The likely future land transport and mobility environment will be an ecosystem of operations under the current prescriptive regulatory and operational requirements together with a variety of automated and autonomous operations in private, public and commercial transport permissioned under a safety assurance system that is currently under consideration.

In 2015 ARRB organised the first autonomous vehicle demonstration on a public road in Australia, with a Volvo XC90 on the Southern Expressway and since that time has been involved in various deployments from low speed shuttles (eg La Trobe Autonobus), light vehicles (East Link trial), and development of heavy vehicle automation and platooning projects. ARRB has also been involved in automation with the Australian Army, agriculture and road construction domains.

Through our research and development activities, ARRB has undertaken numerous studies related to road operations for automated vehicles, infrastructure readiness, driver safety and registration, licensing and compulsory third party insurance impacts with automated vehicles. While ARRB undertakes the technical development work leading to operational deployment, the National Transport Commission (www.ntc.gov.au) undertakes the regulatory development for the National and State Transport Agencies. A range of studies, proposals and associated projects and reports have been produced

In 2016, ARRB established the Australian New Zealand Driverless Vehicles Initiative (ADVI) which has over 180 members from industry, governments, academia and international organisations. ARRB’s experts also represent Australia at the International Standards Organisation, ISO TC204 which is the peak global standards development organisation.
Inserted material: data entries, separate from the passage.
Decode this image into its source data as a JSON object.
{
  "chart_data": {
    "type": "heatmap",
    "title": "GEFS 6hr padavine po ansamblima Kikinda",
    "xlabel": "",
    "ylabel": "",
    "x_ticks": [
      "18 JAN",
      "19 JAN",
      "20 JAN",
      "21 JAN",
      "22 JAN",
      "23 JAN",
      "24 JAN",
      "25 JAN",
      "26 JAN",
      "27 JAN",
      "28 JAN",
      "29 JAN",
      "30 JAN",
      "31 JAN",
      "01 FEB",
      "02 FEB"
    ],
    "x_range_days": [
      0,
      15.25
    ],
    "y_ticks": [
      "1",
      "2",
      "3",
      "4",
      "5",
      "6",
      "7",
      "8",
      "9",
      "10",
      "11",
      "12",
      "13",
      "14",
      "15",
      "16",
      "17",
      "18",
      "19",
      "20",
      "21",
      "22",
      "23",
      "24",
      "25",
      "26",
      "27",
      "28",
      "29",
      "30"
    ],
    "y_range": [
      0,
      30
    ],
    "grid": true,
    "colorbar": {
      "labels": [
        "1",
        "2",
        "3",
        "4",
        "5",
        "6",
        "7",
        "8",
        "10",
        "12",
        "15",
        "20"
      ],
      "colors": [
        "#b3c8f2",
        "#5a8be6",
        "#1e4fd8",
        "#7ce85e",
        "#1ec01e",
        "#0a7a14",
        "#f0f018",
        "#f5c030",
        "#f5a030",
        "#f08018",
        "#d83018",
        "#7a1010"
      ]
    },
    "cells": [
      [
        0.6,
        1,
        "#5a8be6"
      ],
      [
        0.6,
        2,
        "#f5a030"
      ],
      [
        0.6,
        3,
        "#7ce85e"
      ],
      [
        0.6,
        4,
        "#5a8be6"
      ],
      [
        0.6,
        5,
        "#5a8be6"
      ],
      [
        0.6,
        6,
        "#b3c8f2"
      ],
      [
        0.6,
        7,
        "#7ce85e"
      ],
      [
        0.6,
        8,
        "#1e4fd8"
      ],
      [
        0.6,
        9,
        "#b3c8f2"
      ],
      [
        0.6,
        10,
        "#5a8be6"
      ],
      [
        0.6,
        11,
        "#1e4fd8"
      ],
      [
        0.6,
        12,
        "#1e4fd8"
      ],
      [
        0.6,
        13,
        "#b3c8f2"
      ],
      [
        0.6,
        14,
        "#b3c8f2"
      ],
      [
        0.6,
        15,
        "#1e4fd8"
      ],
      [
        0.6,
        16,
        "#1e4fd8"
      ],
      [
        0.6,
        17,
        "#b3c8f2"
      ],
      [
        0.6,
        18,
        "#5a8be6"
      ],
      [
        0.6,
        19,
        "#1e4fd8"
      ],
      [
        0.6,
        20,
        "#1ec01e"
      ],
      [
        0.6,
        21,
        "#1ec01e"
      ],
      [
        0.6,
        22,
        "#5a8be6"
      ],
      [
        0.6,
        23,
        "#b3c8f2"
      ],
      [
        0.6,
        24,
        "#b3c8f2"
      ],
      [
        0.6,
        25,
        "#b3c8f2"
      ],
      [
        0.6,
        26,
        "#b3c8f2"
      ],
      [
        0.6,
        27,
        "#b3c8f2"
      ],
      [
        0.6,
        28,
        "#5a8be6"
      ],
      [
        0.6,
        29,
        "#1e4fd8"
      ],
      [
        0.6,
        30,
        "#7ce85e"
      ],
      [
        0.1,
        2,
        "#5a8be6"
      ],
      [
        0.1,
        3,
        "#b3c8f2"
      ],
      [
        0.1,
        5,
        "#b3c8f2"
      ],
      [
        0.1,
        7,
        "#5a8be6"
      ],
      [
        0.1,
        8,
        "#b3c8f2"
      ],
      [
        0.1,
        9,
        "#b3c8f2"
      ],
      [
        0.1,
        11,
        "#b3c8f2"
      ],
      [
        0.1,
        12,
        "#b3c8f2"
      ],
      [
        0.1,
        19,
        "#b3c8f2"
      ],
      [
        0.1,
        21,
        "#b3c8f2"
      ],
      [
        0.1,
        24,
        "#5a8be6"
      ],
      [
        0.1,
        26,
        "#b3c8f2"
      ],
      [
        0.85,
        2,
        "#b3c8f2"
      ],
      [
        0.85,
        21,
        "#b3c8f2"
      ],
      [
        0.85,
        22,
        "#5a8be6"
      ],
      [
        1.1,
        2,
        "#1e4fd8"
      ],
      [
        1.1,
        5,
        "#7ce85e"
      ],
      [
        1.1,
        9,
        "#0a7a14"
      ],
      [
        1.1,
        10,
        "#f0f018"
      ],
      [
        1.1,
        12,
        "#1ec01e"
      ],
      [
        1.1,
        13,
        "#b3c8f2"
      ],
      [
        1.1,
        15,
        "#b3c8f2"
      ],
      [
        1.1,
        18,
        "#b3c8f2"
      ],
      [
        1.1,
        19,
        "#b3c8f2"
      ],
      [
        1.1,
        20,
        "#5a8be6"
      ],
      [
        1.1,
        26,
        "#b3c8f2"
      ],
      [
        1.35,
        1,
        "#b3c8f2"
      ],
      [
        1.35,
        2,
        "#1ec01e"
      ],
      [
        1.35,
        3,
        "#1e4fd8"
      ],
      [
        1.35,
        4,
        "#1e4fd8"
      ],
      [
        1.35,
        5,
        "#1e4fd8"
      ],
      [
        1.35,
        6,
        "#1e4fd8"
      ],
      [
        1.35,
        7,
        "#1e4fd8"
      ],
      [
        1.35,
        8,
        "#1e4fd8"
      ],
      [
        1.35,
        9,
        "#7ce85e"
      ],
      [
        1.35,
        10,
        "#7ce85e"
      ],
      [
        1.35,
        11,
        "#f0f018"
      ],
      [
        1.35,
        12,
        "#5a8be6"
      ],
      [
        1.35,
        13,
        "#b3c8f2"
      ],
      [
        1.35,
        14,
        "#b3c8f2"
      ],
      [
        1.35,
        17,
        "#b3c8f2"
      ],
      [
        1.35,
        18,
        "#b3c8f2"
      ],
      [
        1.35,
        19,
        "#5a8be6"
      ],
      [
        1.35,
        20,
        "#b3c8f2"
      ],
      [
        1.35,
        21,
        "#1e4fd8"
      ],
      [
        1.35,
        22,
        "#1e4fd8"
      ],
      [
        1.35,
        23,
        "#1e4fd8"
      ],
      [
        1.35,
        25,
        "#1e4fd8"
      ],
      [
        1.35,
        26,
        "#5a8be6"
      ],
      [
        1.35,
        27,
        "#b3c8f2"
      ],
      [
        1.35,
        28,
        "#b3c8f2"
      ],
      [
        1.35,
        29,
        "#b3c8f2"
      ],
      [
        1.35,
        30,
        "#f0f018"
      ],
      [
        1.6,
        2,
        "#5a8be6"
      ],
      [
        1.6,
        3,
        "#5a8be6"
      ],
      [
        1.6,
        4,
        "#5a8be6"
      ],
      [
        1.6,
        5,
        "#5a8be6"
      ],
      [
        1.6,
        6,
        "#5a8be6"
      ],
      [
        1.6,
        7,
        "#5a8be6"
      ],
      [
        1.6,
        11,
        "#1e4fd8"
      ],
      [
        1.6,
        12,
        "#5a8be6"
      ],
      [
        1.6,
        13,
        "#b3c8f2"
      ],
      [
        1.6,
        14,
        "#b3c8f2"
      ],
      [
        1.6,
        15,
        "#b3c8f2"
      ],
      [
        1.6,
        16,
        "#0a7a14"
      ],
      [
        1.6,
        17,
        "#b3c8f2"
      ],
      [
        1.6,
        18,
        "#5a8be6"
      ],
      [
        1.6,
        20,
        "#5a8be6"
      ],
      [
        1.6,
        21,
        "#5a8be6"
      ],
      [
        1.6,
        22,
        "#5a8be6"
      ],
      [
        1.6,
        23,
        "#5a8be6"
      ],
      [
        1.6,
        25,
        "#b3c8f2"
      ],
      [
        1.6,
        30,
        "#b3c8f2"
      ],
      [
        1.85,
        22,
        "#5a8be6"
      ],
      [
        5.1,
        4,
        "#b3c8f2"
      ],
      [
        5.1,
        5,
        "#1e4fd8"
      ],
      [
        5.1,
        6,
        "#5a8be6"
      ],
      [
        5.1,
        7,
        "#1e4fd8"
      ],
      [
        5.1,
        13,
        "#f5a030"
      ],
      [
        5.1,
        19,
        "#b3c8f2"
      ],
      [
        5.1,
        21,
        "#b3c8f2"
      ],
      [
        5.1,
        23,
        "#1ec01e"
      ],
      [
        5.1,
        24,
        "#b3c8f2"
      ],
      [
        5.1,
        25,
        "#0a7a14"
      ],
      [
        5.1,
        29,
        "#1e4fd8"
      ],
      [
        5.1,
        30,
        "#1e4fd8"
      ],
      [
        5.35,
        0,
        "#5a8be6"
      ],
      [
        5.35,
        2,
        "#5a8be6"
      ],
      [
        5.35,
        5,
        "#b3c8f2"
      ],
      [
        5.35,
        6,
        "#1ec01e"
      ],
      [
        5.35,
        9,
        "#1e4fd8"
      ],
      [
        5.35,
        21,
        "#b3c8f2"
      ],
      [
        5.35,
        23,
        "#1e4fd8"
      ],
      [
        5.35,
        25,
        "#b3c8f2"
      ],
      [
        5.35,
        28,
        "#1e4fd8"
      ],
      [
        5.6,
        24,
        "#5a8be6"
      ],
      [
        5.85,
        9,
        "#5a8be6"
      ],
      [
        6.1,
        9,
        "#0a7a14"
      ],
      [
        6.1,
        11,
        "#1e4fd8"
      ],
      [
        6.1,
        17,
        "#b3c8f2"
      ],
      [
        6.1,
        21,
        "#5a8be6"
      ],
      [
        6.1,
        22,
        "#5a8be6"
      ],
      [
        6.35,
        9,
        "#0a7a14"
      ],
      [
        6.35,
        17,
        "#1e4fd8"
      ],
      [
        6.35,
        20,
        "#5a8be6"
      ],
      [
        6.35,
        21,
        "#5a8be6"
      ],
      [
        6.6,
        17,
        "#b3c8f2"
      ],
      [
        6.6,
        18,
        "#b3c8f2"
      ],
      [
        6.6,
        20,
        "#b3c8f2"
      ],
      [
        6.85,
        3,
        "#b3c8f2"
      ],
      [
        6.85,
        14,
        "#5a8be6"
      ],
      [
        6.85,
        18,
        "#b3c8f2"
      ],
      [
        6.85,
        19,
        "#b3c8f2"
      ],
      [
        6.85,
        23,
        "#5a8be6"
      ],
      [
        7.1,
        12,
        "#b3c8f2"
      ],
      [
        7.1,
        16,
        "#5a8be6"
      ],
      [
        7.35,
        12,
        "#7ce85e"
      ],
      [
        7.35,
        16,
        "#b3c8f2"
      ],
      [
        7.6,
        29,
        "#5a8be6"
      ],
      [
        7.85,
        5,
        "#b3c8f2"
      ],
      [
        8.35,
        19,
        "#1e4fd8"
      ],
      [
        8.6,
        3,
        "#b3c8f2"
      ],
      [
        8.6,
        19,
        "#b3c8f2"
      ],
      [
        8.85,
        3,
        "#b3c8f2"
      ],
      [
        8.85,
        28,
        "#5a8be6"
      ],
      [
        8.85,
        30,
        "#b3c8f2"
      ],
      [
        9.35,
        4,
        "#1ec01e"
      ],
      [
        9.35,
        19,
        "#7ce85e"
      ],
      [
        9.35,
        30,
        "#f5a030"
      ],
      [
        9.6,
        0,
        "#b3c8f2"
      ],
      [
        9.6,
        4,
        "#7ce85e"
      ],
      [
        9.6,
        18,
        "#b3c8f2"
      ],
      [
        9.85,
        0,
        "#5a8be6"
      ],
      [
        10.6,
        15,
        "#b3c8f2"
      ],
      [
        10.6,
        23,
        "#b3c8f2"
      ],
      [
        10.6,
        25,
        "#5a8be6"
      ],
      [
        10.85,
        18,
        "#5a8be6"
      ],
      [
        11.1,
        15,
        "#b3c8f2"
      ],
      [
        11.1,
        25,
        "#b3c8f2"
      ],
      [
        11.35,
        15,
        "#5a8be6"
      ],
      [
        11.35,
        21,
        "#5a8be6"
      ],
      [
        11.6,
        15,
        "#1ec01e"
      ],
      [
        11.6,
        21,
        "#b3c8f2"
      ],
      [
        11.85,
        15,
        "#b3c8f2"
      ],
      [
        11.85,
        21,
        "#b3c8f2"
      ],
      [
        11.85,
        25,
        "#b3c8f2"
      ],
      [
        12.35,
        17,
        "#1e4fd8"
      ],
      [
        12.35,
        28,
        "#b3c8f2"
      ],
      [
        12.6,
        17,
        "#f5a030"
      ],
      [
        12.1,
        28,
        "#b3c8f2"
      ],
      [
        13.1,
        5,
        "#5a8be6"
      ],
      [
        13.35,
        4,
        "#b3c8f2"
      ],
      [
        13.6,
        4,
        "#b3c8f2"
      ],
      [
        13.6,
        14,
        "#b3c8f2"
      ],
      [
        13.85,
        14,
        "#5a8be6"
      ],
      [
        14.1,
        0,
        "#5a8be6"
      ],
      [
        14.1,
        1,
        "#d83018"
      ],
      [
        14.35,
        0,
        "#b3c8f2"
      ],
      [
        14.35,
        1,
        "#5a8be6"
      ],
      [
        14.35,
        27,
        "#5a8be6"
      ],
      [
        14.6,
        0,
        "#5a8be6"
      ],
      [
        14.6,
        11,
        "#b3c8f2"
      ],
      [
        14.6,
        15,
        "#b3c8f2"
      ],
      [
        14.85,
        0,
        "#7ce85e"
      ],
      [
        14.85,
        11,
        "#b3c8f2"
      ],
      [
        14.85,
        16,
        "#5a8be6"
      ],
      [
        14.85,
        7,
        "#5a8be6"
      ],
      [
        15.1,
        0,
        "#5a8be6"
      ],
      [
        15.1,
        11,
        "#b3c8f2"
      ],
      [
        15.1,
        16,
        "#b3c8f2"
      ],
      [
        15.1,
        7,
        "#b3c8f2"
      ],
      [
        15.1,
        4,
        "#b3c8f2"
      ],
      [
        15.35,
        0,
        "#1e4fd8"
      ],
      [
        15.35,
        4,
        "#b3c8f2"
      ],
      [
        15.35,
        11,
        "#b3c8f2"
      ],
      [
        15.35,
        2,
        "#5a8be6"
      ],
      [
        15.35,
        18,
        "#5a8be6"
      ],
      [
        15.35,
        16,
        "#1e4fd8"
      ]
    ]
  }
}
In several working groups (WG 1,7,14 and 19), ARRB’s experts work on new standards related to communications, test methods and procedures, operational concepts, security, and protocols related not only to automation but also towards an integrated mobility future.

Readiness for uptake of automated and autonomous Australia depends not on autonomous technology alone as presented in the vehicle but also attention to infrastructure (signals, signs and lines, pavements, lighting, connectivity, data security etc), to drivers and other road users (education, licensing, including the autonomous driving ‘entity’) and regulation and operational frameworks (driver’s licence for the autonomous car?, parking policy, overtaking, gap setting and traffic movement protocols, accident investigation, national traffic information dataset, data custodians, etc).

While it can be argued that over 80% of the knowledge and expertise in operating as a system with other road users can be of a general nature, the world over, the remaining 20% required for safe localisation and interoperation into Australia’s urban, regional and remote road networks is the effort that ARRB focuses upon on behalf of its members. We have taken this knowledge over the last five years into the Defence, Agriculture and Road Construction domains, all of which face similar challenges as they operate land vehicles in areas where humans and other vehicles also operate in.